I got the idea for this post from fellow Leadership Development Roundtable Challenge blogger Scott Eblin, who wrote a post as a tribute to his wife on their 24th wedding anniversary about the leadership lessons he’s learned from her.

Today is my husband’s birthday. Because I write a blog, I’m in the position to give him a unique birthday present: his very own blog post shout-out. He’s sort of shy, so when I talk about him on the blog, he goes by the name of Mr. People Equation. I feel comfortable writing this tribute to him because one of the things he does best is related to what I blog about: leadership.

And it’s not just personal bias (well, OK, maybe a little.) He came home one day about two months ago and told me that he had participated in a 360 degree feedback process at his company. He knows I groove on this stuff, so he shared his feedback results with me. Evidently, he had one of the most favorable ratings of any manager rated in his company. Ever the humble man, he joked that clearly, he hadn’t quite yet risen to his level of incompetence. And then he mused. . . “Maybe you could write a blog post about that . . .”

And so I am. But just not in the way he intended. For the past 22 years, I’ve witnessed Mr. People Equation demonstrate leadership while wearing the hats that many people wear: son, husband, father and yes, corporate manager.  Here are the five things I’ve learned about leadership by watching this incredibly talented, yet unassuming leader:

Speak softly and carry a big stick. In general, Mr. People Equation isn’t a loud person. He listens. He coaxes. He mediates. But sometimes, as a leader, you just have to put the hammer down. I’ve seen him do it enough times (and heard about a few others) to convince me that he has the fortitude to take a tough stand when needed.

Compassion matters. Showing people you care, whether it’s with an ailing parent, helping a child struggling with homework, or coaching an employee who is “stuck” goes a long way to smoothing the rough waters of tribulation.

Be curious. Some of the best leaders I know are intensely curious. They genuinely want to know about new ideas and ways to improve things. And they encourage those who follow them to do the same.

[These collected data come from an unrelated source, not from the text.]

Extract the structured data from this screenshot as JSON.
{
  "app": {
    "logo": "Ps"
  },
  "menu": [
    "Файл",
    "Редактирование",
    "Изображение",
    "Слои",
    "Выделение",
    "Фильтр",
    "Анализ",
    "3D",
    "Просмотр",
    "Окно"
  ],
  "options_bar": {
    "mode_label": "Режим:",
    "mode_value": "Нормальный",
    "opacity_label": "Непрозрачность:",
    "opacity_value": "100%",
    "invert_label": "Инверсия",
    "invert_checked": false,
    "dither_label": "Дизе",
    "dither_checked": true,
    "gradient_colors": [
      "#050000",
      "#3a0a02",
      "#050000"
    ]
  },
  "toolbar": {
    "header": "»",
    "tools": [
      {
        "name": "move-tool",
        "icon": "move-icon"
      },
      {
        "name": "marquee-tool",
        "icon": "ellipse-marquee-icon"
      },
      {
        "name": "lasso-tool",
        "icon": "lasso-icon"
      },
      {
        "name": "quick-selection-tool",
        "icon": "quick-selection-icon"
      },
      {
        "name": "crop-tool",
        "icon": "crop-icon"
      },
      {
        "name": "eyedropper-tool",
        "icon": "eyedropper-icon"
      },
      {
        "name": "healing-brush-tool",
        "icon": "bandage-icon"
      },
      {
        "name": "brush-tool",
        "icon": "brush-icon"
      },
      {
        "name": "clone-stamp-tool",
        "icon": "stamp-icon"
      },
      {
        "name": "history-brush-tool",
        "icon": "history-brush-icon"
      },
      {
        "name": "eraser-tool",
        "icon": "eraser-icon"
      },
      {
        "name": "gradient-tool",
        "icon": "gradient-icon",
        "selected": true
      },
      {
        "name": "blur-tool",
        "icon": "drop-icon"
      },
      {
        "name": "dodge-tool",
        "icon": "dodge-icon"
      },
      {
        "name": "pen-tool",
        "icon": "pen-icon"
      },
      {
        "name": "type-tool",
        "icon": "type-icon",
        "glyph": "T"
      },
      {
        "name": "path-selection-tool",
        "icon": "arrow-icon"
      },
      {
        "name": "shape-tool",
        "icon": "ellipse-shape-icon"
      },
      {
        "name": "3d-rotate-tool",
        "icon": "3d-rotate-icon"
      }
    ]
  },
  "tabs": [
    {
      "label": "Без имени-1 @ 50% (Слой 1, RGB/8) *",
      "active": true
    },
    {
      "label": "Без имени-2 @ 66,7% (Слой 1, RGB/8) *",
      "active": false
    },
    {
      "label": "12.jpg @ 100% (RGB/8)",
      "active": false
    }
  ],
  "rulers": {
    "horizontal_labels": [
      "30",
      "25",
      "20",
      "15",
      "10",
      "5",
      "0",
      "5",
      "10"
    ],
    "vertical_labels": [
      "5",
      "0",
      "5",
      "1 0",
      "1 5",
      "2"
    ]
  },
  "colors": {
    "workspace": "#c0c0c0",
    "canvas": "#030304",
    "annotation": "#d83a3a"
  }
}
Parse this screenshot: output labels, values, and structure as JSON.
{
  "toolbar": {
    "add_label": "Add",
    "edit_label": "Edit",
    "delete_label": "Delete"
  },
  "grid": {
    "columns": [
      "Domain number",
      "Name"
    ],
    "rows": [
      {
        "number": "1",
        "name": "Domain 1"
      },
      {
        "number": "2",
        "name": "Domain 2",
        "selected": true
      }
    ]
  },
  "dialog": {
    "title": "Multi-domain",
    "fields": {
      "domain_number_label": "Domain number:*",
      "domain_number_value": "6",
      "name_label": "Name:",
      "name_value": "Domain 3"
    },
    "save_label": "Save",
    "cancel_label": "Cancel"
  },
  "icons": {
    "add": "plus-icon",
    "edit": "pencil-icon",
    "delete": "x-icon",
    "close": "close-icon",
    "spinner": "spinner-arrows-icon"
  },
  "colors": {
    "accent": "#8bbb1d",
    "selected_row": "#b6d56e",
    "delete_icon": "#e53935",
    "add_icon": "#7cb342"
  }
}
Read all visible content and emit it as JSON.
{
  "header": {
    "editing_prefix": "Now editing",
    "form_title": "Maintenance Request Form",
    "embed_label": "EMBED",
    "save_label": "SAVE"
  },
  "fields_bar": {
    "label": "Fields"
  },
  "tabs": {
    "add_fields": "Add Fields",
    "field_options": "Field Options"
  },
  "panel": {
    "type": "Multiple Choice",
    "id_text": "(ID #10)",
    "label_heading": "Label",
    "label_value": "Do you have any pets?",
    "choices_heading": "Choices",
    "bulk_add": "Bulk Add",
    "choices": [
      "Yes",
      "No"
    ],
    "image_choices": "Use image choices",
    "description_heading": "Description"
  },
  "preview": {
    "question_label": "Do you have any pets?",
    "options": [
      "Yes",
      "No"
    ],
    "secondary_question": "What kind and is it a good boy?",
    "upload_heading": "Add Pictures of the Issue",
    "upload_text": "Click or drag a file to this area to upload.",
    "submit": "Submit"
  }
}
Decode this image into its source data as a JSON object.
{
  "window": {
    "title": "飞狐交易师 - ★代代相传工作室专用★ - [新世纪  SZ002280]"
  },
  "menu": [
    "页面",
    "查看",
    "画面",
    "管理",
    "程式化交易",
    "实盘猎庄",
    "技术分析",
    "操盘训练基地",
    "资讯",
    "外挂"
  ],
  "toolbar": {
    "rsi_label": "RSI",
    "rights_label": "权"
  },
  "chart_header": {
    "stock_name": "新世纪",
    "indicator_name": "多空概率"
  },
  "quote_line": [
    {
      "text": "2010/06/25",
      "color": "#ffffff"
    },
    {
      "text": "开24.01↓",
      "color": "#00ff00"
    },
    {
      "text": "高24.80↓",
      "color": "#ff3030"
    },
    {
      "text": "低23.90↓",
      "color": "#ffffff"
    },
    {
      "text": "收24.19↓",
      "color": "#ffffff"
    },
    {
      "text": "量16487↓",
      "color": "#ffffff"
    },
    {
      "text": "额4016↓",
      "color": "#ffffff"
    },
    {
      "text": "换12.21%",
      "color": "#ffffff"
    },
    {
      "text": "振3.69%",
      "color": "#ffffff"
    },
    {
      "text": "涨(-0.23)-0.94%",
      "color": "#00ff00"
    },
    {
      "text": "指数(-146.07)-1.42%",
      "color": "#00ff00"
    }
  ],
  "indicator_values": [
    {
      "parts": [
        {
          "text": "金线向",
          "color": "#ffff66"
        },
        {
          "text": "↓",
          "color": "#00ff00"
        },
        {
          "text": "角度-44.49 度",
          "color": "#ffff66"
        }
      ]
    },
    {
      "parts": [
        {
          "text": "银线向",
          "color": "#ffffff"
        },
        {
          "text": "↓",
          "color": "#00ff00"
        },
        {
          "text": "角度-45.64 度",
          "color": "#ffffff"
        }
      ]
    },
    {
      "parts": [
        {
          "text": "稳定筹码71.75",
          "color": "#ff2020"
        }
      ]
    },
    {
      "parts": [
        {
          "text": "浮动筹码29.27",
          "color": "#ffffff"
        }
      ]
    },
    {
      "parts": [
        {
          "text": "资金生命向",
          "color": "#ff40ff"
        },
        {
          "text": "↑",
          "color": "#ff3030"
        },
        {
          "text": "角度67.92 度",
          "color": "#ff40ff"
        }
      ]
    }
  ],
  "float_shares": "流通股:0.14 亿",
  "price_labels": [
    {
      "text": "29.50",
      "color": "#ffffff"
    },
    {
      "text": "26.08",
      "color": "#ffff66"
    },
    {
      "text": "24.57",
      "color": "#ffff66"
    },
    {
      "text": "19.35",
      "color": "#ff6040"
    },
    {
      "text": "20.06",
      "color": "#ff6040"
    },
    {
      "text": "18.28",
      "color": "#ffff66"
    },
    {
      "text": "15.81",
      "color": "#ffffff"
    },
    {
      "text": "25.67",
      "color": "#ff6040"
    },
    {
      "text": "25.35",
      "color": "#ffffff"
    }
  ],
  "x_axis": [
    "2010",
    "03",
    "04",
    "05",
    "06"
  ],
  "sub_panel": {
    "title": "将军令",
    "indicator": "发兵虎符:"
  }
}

Be a problem-solver. Mr. People Equation’s college buddies used to joke that he was like MacGyver – “give him some twine, a Swiss army knife and duct tape, and he can fix anything!” Great leaders solve problems, often by using what’s at hand paired with a huge dose of creativity.

Avoid micro-managing. Effective leaders walk the fine line of knowing when to step in and when to stay out of it. According to Mr. People Equation’s direct reports, he manages the balance between checking in with his employees to make sure they are on task, yet remaining “hands-off’ and trusting his employees to complete their work.

I would imagine that you also have people in your life who have taught you leadership lessons. Perhaps they are somehow connected to you professionally, such as a mentor. Or, they are a personally connected to you, like the example I offer with my husband. You can even learn leadership lessons from completely unlikely places like teenagers or funny TED videos.

Leadership lessons are everywhere. What are some of your favorite lessons and where did they come from?